A sleek suit with colorful feathers erupting from the sleeves in Gaultier’s first couture show some 25 years ago was among the designs that gave goosebumps to a young fashion student in Antwerp, Belgium. Ackermann employed stiff feathers for a bristly pencil skirt, or had them bursting between the lapels of a killer black jacket.

Ackermann pared down the guest list, yet the room thrummed with famous faces and cultural icons, including the artist Anselm Kiefer, filmmakers Baz Luhrmann and Wes Anderson, designers Julien Dossena and Olivier Rousteing and actor Timothée Chalamet, who has kept Ackermann’s name firmly in the spotlight by wearing his vaguely futuristic tailoring — and occasionally a backless top.

The show included a couple of men’s look that seemed expressly made for the “Dune” actor, particularly a prickly coat.
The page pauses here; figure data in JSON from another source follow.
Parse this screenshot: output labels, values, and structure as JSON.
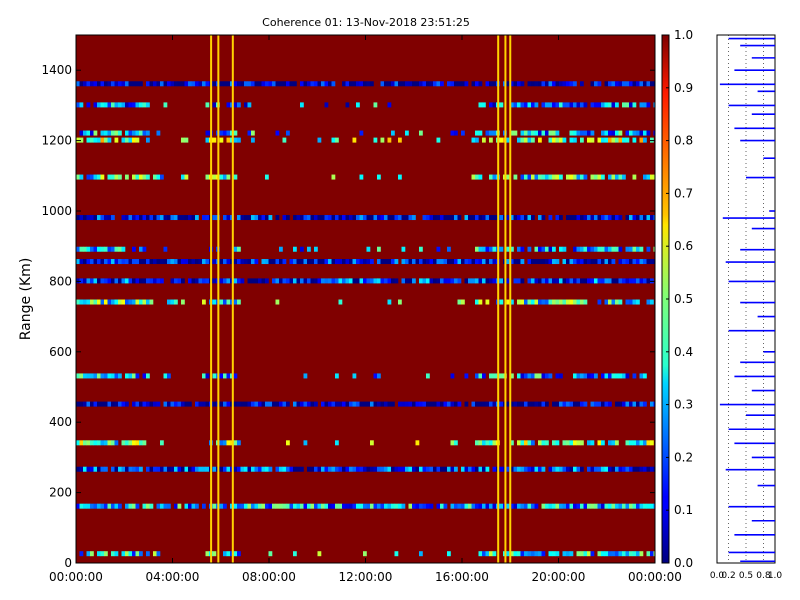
{
  "chart_data": [
    {
      "type": "heatmap",
      "title": "Coherence 01: 13-Nov-2018 23:51:25",
      "xlabel": "",
      "ylabel": "Range (Km)",
      "xlim": [
        "00:00:00",
        "00:00:00"
      ],
      "ylim": [
        0,
        1500
      ],
      "x_ticks": [
        "00:00:00",
        "04:00:00",
        "08:00:00",
        "12:00:00",
        "16:00:00",
        "20:00:00",
        "00:00:00"
      ],
      "y_ticks": [
        0,
        200,
        400,
        600,
        800,
        1000,
        1200,
        1400
      ],
      "background_value": 1.0,
      "vertical_stripes_hours": [
        5.6,
        5.9,
        6.5,
        17.5,
        17.8,
        18.0
      ],
      "bands": [
        {
          "range_km": 1360,
          "value": 0.05,
          "extent": "full"
        },
        {
          "range_km": 1300,
          "value": 0.25,
          "extent": "partial"
        },
        {
          "range_km": 1220,
          "value": 0.3,
          "extent": "partial"
        },
        {
          "range_km": 1200,
          "value": 0.5,
          "extent": "partial"
        },
        {
          "range_km": 1095,
          "value": 0.4,
          "extent": "partial"
        },
        {
          "range_km": 980,
          "value": 0.1,
          "extent": "full"
        },
        {
          "range_km": 890,
          "value": 0.3,
          "extent": "partial"
        },
        {
          "range_km": 855,
          "value": 0.1,
          "extent": "full"
        },
        {
          "range_km": 800,
          "value": 0.15,
          "extent": "full"
        },
        {
          "range_km": 740,
          "value": 0.4,
          "extent": "partial"
        },
        {
          "range_km": 530,
          "value": 0.3,
          "extent": "partial"
        },
        {
          "range_km": 450,
          "value": 0.05,
          "extent": "full"
        },
        {
          "range_km": 340,
          "value": 0.45,
          "extent": "partial"
        },
        {
          "range_km": 265,
          "value": 0.15,
          "extent": "full"
        },
        {
          "range_km": 160,
          "value": 0.3,
          "extent": "full"
        },
        {
          "range_km": 25,
          "value": 0.35,
          "extent": "partial"
        }
      ]
    },
    {
      "type": "colorbar",
      "range": [
        0.0,
        1.0
      ],
      "ticks": [
        "0.0",
        "0.1",
        "0.2",
        "0.3",
        "0.4",
        "0.5",
        "0.6",
        "0.7",
        "0.8",
        "0.9",
        "1.0"
      ]
    },
    {
      "type": "line",
      "x_ticks": [
        "0.0",
        "0.2",
        "0.5",
        "0.8",
        "1.0"
      ],
      "xlim": [
        0,
        1
      ],
      "ylim": [
        0,
        1500
      ],
      "profile": [
        {
          "range_km": 1490,
          "value": 0.2
        },
        {
          "range_km": 1470,
          "value": 0.4
        },
        {
          "range_km": 1435,
          "value": 0.6
        },
        {
          "range_km": 1400,
          "value": 0.3
        },
        {
          "range_km": 1360,
          "value": 0.05
        },
        {
          "range_km": 1340,
          "value": 0.7
        },
        {
          "range_km": 1300,
          "value": 0.2
        },
        {
          "range_km": 1275,
          "value": 0.6
        },
        {
          "range_km": 1235,
          "value": 0.3
        },
        {
          "range_km": 1200,
          "value": 0.4
        },
        {
          "range_km": 1150,
          "value": 0.8
        },
        {
          "range_km": 1095,
          "value": 0.5
        },
        {
          "range_km": 1000,
          "value": 0.9
        },
        {
          "range_km": 980,
          "value": 0.1
        },
        {
          "range_km": 950,
          "value": 0.6
        },
        {
          "range_km": 890,
          "value": 0.4
        },
        {
          "range_km": 855,
          "value": 0.15
        },
        {
          "range_km": 800,
          "value": 0.2
        },
        {
          "range_km": 740,
          "value": 0.4
        },
        {
          "range_km": 700,
          "value": 0.7
        },
        {
          "range_km": 660,
          "value": 0.2
        },
        {
          "range_km": 600,
          "value": 0.8
        },
        {
          "range_km": 570,
          "value": 0.4
        },
        {
          "range_km": 530,
          "value": 0.3
        },
        {
          "range_km": 490,
          "value": 0.6
        },
        {
          "range_km": 450,
          "value": 0.05
        },
        {
          "range_km": 420,
          "value": 0.5
        },
        {
          "range_km": 380,
          "value": 0.2
        },
        {
          "range_km": 340,
          "value": 0.3
        },
        {
          "range_km": 300,
          "value": 0.6
        },
        {
          "range_km": 265,
          "value": 0.15
        },
        {
          "range_km": 220,
          "value": 0.7
        },
        {
          "range_km": 160,
          "value": 0.2
        },
        {
          "range_km": 120,
          "value": 0.6
        },
        {
          "range_km": 80,
          "value": 0.3
        },
        {
          "range_km": 30,
          "value": 0.2
        },
        {
          "range_km": 5,
          "value": 0.4
        }
      ]
    }
  ]
}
Ackermann is the fourth guest couturier to test-drive one of the most formidable ateliers in Paris and to dive into one of its richest archives in fashion following Gaultier’s retirement from the runway in early 2020 after half a century of creation.

“Incredible,” Rousteing, who unveiled his one-off collection last July, told Gaultier after the show, rushing to embrace him. “Magnifique,” Gaultier opined.

Ackermann has been away from the runway for a few years, having paused his signature brand, and he pulled off his big comeback with fierce intelligence, formidable cutting skills, and tenderness, too. A sculptural gown with a rounded top seemed to wink to Gaultier’s early days working for Pierre Cardin and the pants hiked up past the bosom and held up with suspenders to his heady Madonna moments.

It was a bomber with an extra-long, undulating zipper in one of Ackermann’s early collections that first caught Gaultier’s eye and Ackermann made a version to tickle him anew: an enveloping black hoodie, the zippers arranged into ruffles.

“I realized that we have much more in common than I thought,” he marveled.